Abstract
Increase in the force or rate or change in the direction of gastric contractions have followed irritation of the gallbladder, duodenum, or appendix, experimentally, and these motor changes have been associated with pathological gallbladders, duodenums, and appendices, clinically. 1 It may be assumed, subject to further experimental proof, that these organs constitute three of the possible foci of reflex gastric stimulation. Were the nerve paths known along which these impulses travel, it might be possible to explain these motor responses and group other possible causes of gastric motor unrest.
Other observations of abnormal reflex gastric activity in which the pyloric and fundic parts functionate separately are the following:
1. Prostalsis of the pars pylorica, alone, occurring in the course of irritation of the above organs and after thoracic vagus section.
2. Anastalsis of the pars pylorica, alone, associated with traumatization of the gallbladder.
3. Pro- and anastalsis of the pars pylorica, alone, after extragastric traumata before the stomach appears to settle down to definite rhythmical contractions and is produced mechanically by dividing or blocking the stomach at the junction of the pyloric part and the fundus. It also follows thoracic division of the vagi.
4. Pylorospalsm, diffuse, with fundic relaxation resembling apylorofundic intussusception (see diagram).

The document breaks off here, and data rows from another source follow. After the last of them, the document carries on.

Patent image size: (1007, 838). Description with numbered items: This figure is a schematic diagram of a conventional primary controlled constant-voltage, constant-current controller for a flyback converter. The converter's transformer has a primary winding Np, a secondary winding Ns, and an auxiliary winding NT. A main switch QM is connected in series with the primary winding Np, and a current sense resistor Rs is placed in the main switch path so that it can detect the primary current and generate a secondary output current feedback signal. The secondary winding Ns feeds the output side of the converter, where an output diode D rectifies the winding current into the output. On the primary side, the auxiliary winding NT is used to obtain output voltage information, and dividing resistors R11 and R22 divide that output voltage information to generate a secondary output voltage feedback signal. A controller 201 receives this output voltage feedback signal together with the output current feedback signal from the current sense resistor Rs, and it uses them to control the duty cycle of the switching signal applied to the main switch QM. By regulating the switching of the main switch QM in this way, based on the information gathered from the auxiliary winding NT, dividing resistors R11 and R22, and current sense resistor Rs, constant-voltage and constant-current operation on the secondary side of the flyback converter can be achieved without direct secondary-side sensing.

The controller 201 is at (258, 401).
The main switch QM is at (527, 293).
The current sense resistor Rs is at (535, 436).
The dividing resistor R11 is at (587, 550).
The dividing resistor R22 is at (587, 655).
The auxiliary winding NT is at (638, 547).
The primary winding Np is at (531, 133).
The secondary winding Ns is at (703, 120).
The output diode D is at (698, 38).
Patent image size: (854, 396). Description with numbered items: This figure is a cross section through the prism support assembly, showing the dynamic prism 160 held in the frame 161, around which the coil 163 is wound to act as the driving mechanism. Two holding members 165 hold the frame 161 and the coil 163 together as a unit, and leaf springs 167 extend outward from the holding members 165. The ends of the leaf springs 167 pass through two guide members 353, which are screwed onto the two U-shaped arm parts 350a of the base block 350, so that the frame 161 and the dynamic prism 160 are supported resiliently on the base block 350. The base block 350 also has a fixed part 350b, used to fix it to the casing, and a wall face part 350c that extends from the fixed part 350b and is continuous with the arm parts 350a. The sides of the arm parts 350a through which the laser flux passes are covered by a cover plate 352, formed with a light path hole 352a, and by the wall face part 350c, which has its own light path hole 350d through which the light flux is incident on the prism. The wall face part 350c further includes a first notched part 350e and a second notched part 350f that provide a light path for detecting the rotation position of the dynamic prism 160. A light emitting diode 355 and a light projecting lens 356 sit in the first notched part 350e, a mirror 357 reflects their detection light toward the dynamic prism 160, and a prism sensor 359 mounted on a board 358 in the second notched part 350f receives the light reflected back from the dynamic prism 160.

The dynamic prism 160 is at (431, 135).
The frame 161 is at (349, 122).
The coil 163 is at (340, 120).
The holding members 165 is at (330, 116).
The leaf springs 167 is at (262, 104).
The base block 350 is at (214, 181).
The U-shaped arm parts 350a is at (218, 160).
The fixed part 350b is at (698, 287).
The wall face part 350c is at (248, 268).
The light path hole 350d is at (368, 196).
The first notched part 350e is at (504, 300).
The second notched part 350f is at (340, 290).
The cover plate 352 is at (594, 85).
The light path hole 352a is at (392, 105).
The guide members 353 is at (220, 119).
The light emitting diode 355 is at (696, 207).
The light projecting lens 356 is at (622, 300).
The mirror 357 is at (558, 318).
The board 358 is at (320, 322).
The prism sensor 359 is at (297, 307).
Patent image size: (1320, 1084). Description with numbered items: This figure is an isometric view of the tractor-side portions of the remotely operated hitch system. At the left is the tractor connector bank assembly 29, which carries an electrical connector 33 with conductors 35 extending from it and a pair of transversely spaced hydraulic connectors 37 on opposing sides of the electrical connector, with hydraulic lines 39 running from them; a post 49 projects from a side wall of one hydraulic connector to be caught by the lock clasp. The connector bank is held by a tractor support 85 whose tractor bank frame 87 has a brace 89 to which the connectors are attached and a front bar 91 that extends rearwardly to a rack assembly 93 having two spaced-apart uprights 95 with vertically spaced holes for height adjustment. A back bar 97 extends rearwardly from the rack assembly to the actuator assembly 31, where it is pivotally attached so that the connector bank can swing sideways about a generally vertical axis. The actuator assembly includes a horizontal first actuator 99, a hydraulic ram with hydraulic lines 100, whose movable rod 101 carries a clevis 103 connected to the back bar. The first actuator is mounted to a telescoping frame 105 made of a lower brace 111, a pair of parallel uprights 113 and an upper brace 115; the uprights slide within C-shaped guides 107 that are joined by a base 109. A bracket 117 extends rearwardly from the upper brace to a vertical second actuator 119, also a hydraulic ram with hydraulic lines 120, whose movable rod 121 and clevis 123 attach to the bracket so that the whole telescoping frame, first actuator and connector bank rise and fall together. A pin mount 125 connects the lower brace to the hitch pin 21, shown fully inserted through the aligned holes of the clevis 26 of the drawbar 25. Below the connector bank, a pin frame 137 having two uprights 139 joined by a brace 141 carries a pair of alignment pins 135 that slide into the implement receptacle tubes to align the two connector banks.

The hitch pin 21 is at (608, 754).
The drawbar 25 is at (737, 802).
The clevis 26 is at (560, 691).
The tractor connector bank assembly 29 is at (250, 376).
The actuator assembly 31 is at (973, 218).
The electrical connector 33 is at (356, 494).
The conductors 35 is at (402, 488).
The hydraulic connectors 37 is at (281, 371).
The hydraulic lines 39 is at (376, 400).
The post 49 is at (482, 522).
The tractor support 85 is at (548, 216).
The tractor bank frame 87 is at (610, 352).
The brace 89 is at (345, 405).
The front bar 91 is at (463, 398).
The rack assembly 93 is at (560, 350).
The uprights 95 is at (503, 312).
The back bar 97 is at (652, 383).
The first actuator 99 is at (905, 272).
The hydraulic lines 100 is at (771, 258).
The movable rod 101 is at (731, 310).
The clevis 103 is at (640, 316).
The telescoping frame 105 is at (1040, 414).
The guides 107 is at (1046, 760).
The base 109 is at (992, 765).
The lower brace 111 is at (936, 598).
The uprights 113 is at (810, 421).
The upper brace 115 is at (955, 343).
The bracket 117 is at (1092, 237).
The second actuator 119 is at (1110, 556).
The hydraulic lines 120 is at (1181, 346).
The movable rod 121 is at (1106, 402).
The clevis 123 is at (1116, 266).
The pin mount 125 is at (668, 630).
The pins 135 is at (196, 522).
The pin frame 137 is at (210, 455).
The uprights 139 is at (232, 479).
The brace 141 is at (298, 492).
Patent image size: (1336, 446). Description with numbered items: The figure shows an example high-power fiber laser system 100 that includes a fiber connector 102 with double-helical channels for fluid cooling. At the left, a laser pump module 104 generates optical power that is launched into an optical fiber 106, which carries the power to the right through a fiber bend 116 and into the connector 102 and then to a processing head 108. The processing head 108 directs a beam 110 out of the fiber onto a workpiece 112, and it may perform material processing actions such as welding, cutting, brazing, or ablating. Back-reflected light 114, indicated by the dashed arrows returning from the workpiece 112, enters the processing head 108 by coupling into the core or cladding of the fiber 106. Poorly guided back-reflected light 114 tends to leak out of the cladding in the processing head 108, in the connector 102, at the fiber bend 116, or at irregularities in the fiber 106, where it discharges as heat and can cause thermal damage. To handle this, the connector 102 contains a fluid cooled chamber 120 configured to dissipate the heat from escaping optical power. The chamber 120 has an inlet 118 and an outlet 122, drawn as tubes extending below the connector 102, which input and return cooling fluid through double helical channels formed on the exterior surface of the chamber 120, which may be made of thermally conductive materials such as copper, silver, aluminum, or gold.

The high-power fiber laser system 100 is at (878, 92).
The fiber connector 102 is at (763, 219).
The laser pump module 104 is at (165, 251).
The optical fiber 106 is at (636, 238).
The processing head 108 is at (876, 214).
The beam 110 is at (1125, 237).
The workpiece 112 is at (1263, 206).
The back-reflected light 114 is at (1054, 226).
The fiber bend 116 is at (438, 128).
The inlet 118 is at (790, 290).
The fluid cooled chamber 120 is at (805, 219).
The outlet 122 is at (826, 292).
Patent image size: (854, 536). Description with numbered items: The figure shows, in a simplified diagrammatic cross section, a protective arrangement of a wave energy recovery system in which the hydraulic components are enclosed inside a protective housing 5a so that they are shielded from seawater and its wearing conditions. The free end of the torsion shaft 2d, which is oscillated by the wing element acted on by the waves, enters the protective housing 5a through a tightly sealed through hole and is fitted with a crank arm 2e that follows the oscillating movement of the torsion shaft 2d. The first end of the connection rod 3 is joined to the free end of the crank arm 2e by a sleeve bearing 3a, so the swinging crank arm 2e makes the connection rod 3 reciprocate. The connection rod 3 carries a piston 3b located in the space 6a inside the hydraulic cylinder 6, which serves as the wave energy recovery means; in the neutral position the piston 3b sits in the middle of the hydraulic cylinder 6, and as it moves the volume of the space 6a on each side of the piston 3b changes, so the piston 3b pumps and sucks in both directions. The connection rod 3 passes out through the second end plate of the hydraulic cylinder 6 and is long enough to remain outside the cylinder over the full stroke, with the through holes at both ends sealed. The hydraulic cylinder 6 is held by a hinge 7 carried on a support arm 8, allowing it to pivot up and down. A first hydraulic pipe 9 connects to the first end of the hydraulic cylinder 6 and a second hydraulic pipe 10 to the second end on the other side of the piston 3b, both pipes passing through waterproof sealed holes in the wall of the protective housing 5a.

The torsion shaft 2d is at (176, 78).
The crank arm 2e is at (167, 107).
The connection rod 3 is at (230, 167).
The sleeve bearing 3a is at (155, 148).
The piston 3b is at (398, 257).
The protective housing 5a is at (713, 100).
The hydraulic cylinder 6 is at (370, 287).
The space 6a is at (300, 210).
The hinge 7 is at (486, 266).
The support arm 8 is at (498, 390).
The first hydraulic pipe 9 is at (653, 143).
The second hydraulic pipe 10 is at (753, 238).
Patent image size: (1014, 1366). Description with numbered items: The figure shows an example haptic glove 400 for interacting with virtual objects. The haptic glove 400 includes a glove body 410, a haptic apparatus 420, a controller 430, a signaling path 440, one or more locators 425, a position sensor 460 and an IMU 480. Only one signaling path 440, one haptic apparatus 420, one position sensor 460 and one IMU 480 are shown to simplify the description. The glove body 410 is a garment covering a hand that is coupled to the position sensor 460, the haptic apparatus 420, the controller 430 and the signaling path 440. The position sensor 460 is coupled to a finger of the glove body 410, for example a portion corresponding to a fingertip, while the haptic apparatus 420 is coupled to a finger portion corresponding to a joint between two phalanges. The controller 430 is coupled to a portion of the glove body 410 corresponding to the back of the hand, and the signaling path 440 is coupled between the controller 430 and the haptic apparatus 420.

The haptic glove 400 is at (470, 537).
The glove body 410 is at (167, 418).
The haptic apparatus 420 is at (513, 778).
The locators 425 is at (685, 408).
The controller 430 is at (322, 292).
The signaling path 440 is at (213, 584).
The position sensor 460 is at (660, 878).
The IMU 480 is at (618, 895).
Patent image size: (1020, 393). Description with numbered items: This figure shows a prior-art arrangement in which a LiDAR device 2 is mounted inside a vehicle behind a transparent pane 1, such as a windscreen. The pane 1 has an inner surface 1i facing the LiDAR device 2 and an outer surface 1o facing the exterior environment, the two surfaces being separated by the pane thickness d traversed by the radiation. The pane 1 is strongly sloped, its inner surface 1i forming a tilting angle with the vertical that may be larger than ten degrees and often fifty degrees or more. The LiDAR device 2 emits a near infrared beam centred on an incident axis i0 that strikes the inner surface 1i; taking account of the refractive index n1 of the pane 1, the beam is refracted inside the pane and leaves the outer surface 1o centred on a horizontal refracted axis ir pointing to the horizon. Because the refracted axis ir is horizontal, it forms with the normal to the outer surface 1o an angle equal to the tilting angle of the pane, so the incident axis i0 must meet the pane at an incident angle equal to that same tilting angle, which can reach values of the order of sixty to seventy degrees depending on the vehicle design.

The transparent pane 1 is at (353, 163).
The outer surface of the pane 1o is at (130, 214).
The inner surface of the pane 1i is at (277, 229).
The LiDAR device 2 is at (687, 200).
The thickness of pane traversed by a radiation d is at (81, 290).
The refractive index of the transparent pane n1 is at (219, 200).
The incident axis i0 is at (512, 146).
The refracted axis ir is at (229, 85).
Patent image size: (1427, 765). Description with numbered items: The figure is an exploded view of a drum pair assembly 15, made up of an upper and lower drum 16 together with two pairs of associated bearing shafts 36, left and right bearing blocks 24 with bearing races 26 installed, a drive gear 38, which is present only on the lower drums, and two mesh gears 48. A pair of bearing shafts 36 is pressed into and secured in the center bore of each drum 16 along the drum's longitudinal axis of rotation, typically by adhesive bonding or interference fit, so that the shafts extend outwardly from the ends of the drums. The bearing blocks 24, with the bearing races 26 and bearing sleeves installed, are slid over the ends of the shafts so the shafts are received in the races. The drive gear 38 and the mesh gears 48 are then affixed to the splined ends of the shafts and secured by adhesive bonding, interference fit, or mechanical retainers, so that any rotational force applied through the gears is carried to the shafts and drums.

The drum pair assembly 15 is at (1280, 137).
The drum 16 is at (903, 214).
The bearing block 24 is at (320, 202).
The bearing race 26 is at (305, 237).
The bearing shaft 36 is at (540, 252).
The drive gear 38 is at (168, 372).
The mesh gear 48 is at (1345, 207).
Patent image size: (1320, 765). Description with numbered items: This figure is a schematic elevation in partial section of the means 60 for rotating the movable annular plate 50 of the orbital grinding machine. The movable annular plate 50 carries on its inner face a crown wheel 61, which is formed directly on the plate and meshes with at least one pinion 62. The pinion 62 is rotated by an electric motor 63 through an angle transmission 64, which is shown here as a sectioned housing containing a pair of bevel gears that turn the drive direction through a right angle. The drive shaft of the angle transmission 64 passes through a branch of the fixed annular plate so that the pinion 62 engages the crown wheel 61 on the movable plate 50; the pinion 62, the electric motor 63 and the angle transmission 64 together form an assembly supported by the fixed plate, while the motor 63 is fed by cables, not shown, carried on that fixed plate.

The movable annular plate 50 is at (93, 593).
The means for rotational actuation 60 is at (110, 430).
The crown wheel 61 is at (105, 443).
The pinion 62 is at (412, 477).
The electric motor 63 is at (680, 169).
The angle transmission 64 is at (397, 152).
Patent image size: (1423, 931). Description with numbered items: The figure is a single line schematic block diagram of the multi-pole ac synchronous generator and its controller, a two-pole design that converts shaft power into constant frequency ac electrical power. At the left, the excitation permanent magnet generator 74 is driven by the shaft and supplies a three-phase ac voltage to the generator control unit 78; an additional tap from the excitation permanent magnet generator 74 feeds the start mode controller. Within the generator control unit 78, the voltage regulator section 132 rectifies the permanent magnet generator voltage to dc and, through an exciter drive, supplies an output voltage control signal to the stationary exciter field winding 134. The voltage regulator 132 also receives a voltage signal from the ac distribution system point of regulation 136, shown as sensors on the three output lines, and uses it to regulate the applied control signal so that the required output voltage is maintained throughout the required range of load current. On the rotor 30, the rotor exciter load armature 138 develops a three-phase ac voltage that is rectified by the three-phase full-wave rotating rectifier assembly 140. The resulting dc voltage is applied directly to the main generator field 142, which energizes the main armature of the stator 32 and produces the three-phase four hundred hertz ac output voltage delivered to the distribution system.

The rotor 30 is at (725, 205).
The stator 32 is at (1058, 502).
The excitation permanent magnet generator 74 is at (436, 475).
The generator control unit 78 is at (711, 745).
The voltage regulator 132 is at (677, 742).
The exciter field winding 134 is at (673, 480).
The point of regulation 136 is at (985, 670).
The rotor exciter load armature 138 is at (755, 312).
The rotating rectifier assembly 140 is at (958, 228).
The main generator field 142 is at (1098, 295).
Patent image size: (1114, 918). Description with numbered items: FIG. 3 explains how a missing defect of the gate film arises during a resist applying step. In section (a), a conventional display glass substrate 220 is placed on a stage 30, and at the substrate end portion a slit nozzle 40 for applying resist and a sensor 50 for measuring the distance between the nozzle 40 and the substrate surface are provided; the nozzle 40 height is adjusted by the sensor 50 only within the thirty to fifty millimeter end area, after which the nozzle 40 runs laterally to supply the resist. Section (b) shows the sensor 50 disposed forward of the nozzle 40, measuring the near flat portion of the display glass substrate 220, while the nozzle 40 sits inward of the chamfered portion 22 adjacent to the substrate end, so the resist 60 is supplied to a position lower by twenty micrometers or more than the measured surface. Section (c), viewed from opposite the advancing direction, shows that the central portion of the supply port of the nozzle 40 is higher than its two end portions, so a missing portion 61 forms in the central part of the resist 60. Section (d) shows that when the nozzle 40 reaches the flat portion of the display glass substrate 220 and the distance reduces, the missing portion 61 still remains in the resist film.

This fourth type has been observed repeatedly under experimental traumatization of the gallbladder, duodenum, or appendix and once in the human with evidence of appendical and gallbladder disease. It can be produced by direct stimulation of the lesser curvature at the junction of the descending and horizontal arms. The subjective evidence, associated with this motor state, is anorexia, vomiting, and epigastric pain. The objective signs are mass and tenderness over the stomach, present at times and absent at other times. This form of motility, as appears to be the rule with the reflex types, disappears with parietal peritoneal irritation.